A bladder sounds with peas within,
Boys shake it and enjoy the din:
There is some poetry that bears
Its likeness, made for boyish ears.”

And one more from Landor, “Preferences of the Herd”:

“Jonson to Shakespeare was preferr’d
By the bell-jingling low-brow’d herd,
Cowley to Milton. Who would mind
The stumbles of the lame and mind?
We may regret their sad estate,
But can not make them amble strait.”

One of the most polished and savage of our recent writers of epigrams was the late Turner Cassity. In 1990, he published “The Undeceived,” an essay devoted to the master Roman epigrammist, Marcus Valerius Martialis – Martial for short -- in Chicago Review. If you have access to JSTOR or a good library, read the whole thing. If not, here’s a taste:

“If Martial is minor we had better re-define major, and I for one am perfectly willing to. Martial offers no vision, advances no program, embodies no archetype. He hoots at philosophy, is too uninterested in religion even to mock it, mocks at love, enjoys violence, ignores landscape, refuses to sentimentalize sex. He flatters the Emperor Domitian in the exact spirit and in the exact degree of honesty with which present day academics fill out grant applications. He understands the social and behavioral dimensions of money better than any writer before Edith Wharton, his fellow in pornography; he penetrates further into the mystery of death than anyone before or since, stripping away veil after veil to reveal it as, finally, the handmaiden of inheritance. What he gives us, stunningly undiminished across nineteen hundred years and the barriers of a language embalmed, is self-recognition. The Romans were not like us: they were us. Now that our own era, so far out of the closet and so close to Elagabalus, can no longer plead his obscenity, we shall have to come to terms with him.”

And this: “Martial's concision has been a brake on his reputation as on his translators. Criticism tends to equate brevity with triviality, and in nine out of ten literary eras it is flatulence that carries the day.
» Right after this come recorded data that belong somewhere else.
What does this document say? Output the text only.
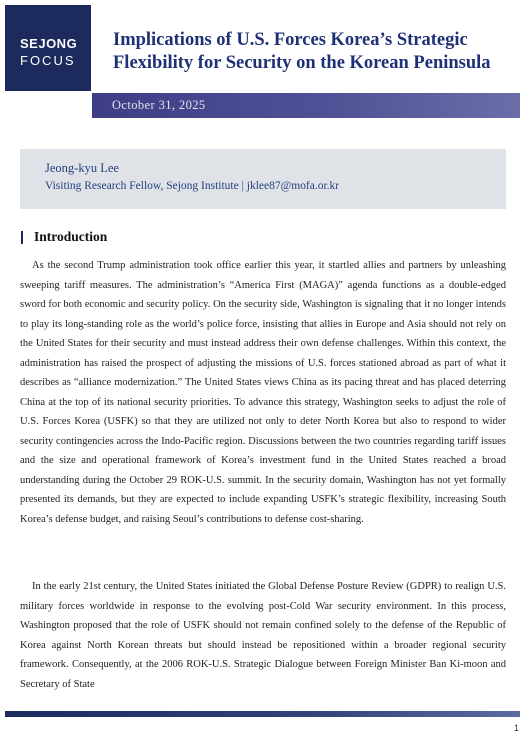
SEJONG
FOCUS
Implications of U.S. Forces Korea’s Strategic
Flexibility for Security on the Korean Peninsula
October 31, 2025
Jeong-kyu Lee
Visiting Research Fellow, Sejong Institute | jklee87@mofa.or.kr
Introduction

As the second Trump administration took office earlier this year, it startled allies and partners by unleashing sweeping tariff measures. The administration’s “America First (MAGA)” agenda functions as a double-edged sword for both economic and security policy. On the security side, Washington is signaling that it no longer intends to play its long-standing role as the world’s police force, insisting that allies in Europe and Asia should not rely on the United States for their security and must instead address their own defense challenges. Within this context, the administration has raised the prospect of adjusting the missions of U.S. forces stationed abroad as part of what it describes as “alliance modernization.” The United States views China as its pacing threat and has placed deterring China at the top of its national security priorities. To advance this strategy, Washington seeks to adjust the role of U.S. Forces Korea (USFK) so that they are utilized not only to deter North Korea but also to respond to wider security contingencies across the Indo-Pacific region. Discussions between the two countries regarding tariff issues and the size and operational framework of Korea’s investment fund in the United States reached a broad understanding during the October 29 ROK-U.S. summit. In the security domain, Washington has not yet formally presented its demands, but they are expected to include expanding USFK’s strategic flexibility, increasing South Korea’s defense budget, and raising Seoul’s contributions to defense cost-sharing.

In the early 21st century, the United States initiated the Global Defense Posture Review (GDPR) to realign U.S. military forces worldwide in response to the evolving post-Cold War security environment. In this process, Washington proposed that the role of USFK should not remain confined solely to the defense of the Republic of Korea against North Korean threats but should instead be repositioned within a broader regional security framework. Consequently, at the 2006 ROK-U.S. Strategic Dialogue between Foreign Minister Ban Ki-moon and Secretary of State

1
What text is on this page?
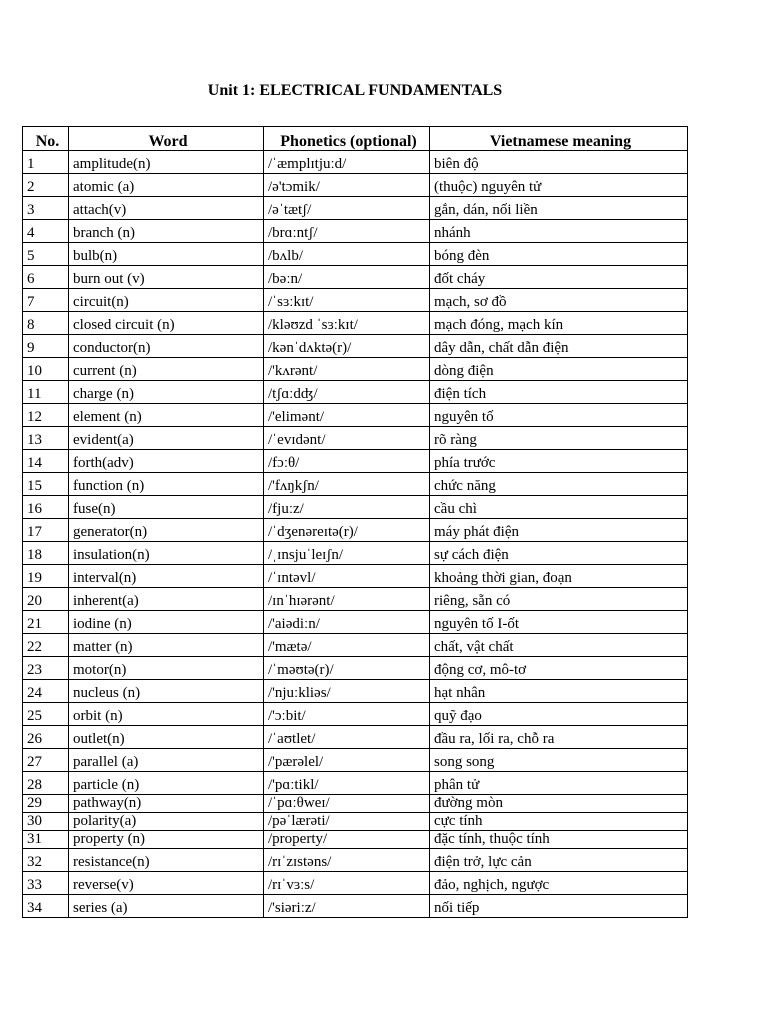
Unit 1: ELECTRICAL FUNDAMENTALS
No.	Word	Phonetics (optional)	Vietnamese meaning
1	amplitude(n)	/ˈæmplɪtjuːd/	biên độ
2	atomic (a)	/ə'tɔmik/	(thuộc) nguyên tử
3	attach(v)	/əˈtætʃ/	gắn, dán, nối liền
4	branch (n)	/brɑːntʃ/	nhánh
5	bulb(n)	/bʌlb/	bóng đèn
6	burn out (v)	/bəːn/	đốt cháy
7	circuit(n)	/ˈsɜːkɪt/	mạch, sơ đồ
8	closed circuit (n)	/kləʊzd ˈsɜːkɪt/	mạch đóng, mạch kín
9	conductor(n)	/kənˈdʌktə(r)/	dây dẫn, chất dẫn điện
10	current (n)	/'kʌrənt/	dòng điện
11	charge (n)	/tʃɑːdʤ/	điện tích
12	element (n)	/'elimənt/	nguyên tố
13	evident(a)	/ˈevɪdənt/	rõ ràng
14	forth(adv)	/fɔːθ/	phía trước
15	function (n)	/'fʌŋkʃn/	chức năng
16	fuse(n)	/fjuːz/	cầu chì
17	generator(n)	/ˈdʒenəreɪtə(r)/	máy phát điện
18	insulation(n)	/ˌɪnsjuˈleɪʃn/	sự cách điện
19	interval(n)	/ˈɪntəvl/	khoảng thời gian, đoạn
20	inherent(a)	/ɪnˈhɪərənt/	riêng, sẵn có
21	iodine (n)	/'aiədiːn/	nguyên tố I-ốt
22	matter (n)	/'mætə/	chất, vật chất
23	motor(n)	/ˈməʊtə(r)/	động cơ, mô-tơ
24	nucleus (n)	/'njuːkliəs/	hạt nhân
25	orbit (n)	/'ɔːbit/	quỹ đạo
26	outlet(n)	/ˈaʊtlet/	đầu ra, lối ra, chỗ ra
27	parallel (a)	/'pærəlel/	song song
28	particle (n)	/'pɑːtikl/	phân tử
29	pathway(n)	/ˈpɑːθweɪ/	đường mòn
30	polarity(a)	/pəˈlærəti/	cực tính
31	property (n)	/property/	đặc tính, thuộc tính
32	resistance(n)	/rɪˈzɪstəns/	điện trở, lực cản
33	reverse(v)	/rɪˈvɜːs/	đảo, nghịch, ngược
34	series (a)	/'siəriːz/	nối tiếp
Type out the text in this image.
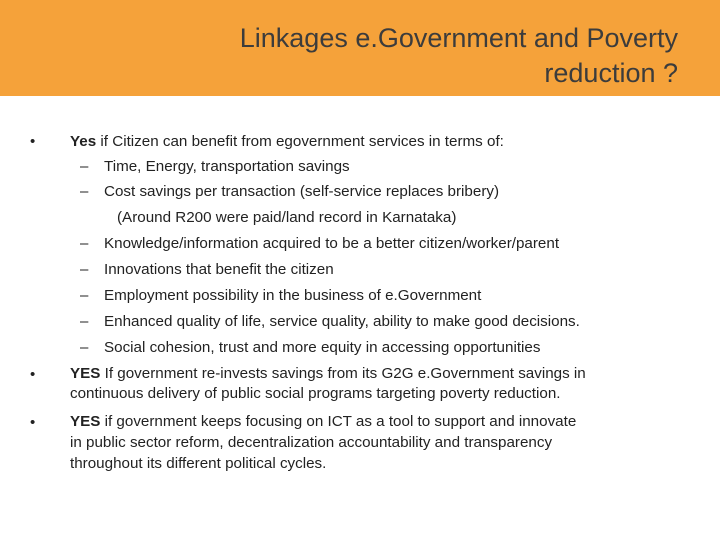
Linkages e.Government and Poverty
reduction ?
• Yes if Citizen can benefit from egovernment services in terms of:
– Time, Energy, transportation savings
– Cost savings per transaction (self-service replaces bribery)
(Around R200 were paid/land record in Karnataka)
– Knowledge/information acquired to be a better citizen/worker/parent
– Innovations that benefit the citizen
– Employment possibility in the business of e.Government
– Enhanced quality of life, service quality, ability to make good decisions.
– Social cohesion, trust and more equity in accessing opportunities
• YES If government re-invests savings from its G2G e.Government savings in
continuous delivery of public social programs targeting poverty reduction.
• YES if government keeps focusing on ICT as a tool to support and innovate
in public sector reform, decentralization accountability and transparency
throughout its different political cycles.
Epigrams will never have the attention epics have, inflating the racial consciousness being outside their scope.”

[Go here, here and here for earlier posts on epigrams.]

1 comment:

Pohaku Nezami said...

I bought a complete set of Landor's Poetical Works (ed. Wheeler, 1937) a couple of years ago. It was a great pleasure to read Gebir, Count Julian, and some of the other longer poems and dramas. Not epigrams, but quite compact. Sometimes searching out the lesser known works pays off, and it did for me in this case. It seems that society can only handle so many Greats from any age, in any discipline. Maybe three Greats. Four, at a stretch. Five, six—too many. Everyone else is assumed to be a failure unworthy of attention. I know music better than literature, and trios like Bach-Handel-Vivaldi come to mind; Mozart-Haydn-Beethoven; Bellini-Donizetti-Verdi; Wagner (a one-man trio); Schubert-Schumann-Brahms; Bruckner-Mahler-Strauss. That's 200 years of music history in the popular imagination. But there are so many more wonderful artists!